Friday, January 22, 2010

Obama And The Banks: Glass-Steagall Lite

"It is a fair bet that one of Barack Obama’s new-year’s resolutions was to rattle Wall Street. A week after hitting America’s largest financial firms with a “responsibility” fee, to recoup up to $120 billion in bail-out losses, on Thursday January 21st the president proposed dramatic new curbs on their activities. Keen to show progress in at least one part of his agenda, especially after an election in Massachusetts stripped the Democrats of their super-majority in the Senate and put health-care reform in doubt, Mr Obama touted the plan as a way to cut the bloated giants of finance down to size and constrain excessive risk-taking with customer deposits. “Never again will the American taxpayer be held hostage by a bank that is too big to fail”, he thundered.

The implausibility of that claim should not detract from the potential impact of the plan.

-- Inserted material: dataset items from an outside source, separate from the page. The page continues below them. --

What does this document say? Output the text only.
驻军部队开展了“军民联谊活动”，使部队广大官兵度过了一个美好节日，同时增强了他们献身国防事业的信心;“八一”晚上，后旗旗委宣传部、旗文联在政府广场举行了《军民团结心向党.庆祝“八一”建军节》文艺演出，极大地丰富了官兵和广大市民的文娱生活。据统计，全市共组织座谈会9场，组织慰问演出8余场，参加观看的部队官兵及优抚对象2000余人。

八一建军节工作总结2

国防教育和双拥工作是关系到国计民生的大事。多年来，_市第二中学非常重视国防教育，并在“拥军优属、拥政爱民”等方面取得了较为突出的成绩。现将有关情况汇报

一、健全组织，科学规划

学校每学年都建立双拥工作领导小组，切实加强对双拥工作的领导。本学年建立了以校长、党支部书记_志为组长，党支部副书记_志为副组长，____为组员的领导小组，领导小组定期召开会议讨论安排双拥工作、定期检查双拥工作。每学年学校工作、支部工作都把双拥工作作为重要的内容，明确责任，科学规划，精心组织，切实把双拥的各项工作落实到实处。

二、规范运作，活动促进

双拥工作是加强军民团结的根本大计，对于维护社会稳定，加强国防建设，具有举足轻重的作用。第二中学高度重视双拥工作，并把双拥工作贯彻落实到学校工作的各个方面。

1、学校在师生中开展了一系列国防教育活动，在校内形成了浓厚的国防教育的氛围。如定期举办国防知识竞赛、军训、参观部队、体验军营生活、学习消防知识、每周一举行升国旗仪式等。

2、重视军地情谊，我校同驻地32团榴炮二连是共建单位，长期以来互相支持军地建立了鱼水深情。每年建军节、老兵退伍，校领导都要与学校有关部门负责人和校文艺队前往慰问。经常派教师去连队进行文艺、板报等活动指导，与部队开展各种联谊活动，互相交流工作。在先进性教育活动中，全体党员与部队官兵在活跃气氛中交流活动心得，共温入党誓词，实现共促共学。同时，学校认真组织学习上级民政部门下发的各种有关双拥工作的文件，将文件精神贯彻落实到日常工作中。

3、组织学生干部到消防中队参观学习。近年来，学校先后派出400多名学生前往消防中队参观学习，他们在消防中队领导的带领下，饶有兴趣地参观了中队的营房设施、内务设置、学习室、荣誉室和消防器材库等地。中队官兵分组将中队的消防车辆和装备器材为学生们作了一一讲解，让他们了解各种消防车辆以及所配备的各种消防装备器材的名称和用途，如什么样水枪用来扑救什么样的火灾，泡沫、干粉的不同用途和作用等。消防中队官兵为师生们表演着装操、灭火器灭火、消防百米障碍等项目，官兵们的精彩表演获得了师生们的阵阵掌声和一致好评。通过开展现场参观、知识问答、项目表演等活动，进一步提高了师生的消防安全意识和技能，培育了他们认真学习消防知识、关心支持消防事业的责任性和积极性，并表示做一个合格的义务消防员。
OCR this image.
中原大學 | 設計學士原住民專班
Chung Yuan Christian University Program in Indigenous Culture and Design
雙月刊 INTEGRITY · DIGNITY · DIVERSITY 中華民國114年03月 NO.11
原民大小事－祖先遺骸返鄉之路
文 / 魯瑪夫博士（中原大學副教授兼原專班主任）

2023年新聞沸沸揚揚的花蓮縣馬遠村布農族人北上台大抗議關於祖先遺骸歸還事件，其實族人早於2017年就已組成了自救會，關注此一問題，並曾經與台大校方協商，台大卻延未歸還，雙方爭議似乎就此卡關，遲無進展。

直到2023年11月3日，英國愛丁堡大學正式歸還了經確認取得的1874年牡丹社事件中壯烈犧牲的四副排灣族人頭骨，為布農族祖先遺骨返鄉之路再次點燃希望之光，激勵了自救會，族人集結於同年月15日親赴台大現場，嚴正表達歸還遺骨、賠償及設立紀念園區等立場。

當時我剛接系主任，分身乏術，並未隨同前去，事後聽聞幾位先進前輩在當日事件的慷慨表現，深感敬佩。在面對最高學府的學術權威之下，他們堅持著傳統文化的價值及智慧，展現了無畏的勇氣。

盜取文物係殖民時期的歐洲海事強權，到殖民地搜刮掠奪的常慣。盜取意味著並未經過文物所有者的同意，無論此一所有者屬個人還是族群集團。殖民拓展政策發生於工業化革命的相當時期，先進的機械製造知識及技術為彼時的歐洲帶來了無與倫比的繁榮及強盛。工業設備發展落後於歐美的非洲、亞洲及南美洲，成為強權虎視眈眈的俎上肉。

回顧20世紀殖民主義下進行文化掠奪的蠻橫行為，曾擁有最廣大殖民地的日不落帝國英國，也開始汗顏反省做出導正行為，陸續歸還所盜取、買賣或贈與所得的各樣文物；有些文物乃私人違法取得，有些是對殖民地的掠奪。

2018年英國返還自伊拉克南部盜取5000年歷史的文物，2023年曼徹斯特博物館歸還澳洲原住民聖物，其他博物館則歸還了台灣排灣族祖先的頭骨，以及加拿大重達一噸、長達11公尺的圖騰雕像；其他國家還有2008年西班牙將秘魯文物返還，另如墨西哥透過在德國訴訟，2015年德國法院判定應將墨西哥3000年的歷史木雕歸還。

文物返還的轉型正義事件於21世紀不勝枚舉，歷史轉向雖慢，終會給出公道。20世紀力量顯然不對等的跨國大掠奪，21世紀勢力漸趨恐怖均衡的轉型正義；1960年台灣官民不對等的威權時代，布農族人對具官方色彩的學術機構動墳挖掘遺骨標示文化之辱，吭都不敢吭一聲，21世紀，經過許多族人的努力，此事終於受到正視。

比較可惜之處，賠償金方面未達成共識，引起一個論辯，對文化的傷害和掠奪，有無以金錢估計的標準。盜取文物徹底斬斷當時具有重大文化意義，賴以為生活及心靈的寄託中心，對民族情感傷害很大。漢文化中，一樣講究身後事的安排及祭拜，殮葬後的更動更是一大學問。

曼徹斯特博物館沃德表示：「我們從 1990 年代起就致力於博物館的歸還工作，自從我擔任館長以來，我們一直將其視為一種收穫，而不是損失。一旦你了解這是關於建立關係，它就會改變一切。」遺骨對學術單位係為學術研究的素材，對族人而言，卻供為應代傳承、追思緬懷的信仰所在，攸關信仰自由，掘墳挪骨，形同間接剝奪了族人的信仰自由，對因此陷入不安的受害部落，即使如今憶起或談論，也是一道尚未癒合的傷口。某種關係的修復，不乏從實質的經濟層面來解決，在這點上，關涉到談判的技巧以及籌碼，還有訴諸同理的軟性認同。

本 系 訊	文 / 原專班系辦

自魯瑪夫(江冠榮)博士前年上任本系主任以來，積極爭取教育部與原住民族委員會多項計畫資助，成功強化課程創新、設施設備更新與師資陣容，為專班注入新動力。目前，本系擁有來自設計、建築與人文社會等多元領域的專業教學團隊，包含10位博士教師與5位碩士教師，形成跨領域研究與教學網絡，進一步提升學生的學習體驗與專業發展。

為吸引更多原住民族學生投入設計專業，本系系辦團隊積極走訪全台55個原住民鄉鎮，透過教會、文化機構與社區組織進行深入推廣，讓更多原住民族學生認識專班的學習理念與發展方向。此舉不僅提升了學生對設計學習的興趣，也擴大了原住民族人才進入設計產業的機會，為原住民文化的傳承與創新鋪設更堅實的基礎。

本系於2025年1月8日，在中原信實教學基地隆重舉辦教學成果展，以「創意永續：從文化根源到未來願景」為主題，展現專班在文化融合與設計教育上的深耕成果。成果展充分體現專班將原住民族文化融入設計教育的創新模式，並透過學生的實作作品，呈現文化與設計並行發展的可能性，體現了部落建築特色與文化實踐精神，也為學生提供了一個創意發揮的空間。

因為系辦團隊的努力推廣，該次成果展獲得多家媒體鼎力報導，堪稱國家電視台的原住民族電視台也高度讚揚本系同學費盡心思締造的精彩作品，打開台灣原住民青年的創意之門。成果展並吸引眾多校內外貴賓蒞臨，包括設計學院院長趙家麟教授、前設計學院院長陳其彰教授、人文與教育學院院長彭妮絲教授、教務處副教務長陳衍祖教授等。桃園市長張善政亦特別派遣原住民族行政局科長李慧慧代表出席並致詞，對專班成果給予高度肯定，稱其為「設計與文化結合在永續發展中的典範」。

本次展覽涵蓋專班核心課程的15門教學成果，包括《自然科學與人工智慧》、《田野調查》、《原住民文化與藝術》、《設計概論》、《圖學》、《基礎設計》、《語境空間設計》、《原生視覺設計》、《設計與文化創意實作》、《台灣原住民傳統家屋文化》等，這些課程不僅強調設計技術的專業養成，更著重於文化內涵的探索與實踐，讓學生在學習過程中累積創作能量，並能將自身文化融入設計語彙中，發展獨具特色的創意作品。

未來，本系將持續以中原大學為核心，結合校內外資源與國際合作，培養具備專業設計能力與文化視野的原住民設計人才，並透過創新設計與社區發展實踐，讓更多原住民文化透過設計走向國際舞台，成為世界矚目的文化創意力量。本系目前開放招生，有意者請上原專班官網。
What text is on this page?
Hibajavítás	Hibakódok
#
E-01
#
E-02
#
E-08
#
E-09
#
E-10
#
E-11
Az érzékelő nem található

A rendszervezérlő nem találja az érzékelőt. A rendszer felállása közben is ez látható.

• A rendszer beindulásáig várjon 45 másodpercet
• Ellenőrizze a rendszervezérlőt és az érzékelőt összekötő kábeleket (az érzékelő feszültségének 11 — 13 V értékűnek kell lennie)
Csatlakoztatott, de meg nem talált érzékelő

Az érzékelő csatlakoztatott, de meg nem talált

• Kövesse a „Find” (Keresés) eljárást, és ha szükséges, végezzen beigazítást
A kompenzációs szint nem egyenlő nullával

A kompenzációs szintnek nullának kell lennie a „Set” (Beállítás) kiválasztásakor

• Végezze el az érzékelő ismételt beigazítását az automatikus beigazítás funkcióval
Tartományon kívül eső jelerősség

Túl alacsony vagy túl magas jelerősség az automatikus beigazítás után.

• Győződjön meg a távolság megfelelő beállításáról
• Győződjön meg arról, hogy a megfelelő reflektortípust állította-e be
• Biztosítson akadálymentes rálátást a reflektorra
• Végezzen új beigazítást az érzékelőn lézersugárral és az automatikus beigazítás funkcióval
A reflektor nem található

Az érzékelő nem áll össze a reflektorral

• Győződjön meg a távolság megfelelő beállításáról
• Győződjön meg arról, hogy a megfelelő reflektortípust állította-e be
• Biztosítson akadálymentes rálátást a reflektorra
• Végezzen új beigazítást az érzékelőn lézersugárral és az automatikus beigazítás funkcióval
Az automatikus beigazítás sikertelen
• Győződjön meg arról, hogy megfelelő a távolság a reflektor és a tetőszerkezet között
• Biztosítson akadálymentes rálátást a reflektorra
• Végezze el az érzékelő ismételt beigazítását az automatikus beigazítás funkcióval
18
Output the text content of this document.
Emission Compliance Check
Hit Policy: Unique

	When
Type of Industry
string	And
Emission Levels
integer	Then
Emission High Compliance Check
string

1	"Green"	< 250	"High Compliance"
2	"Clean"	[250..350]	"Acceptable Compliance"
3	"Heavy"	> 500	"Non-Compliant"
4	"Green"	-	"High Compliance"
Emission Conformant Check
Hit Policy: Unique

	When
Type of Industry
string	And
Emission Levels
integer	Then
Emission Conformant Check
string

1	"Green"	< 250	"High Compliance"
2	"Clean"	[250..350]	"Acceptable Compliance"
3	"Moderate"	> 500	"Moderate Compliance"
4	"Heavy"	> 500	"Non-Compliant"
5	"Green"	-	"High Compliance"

Though not a full return to Glass-Steagall, the law that separated commercial banking and investment banking in the wake of the Great Depression (and was repealed in 1999), it is at least a return to its “spirit”, as one official put it. Reflecting the possible dent it could put in profitability, bank shares tumbled, pulling stockmarkets down sharply around the world."

Banks should not be able to invest with Federally backed deposits. They gamble in the market and we all lose. Taxpayers pick up the bill.

The global banking failure of 2008 was epic. A global failure? Think about that. How many other industries failed at the same time around the world?

Next up, getting rid of too big to fail. If the markets do really correct, they should fail.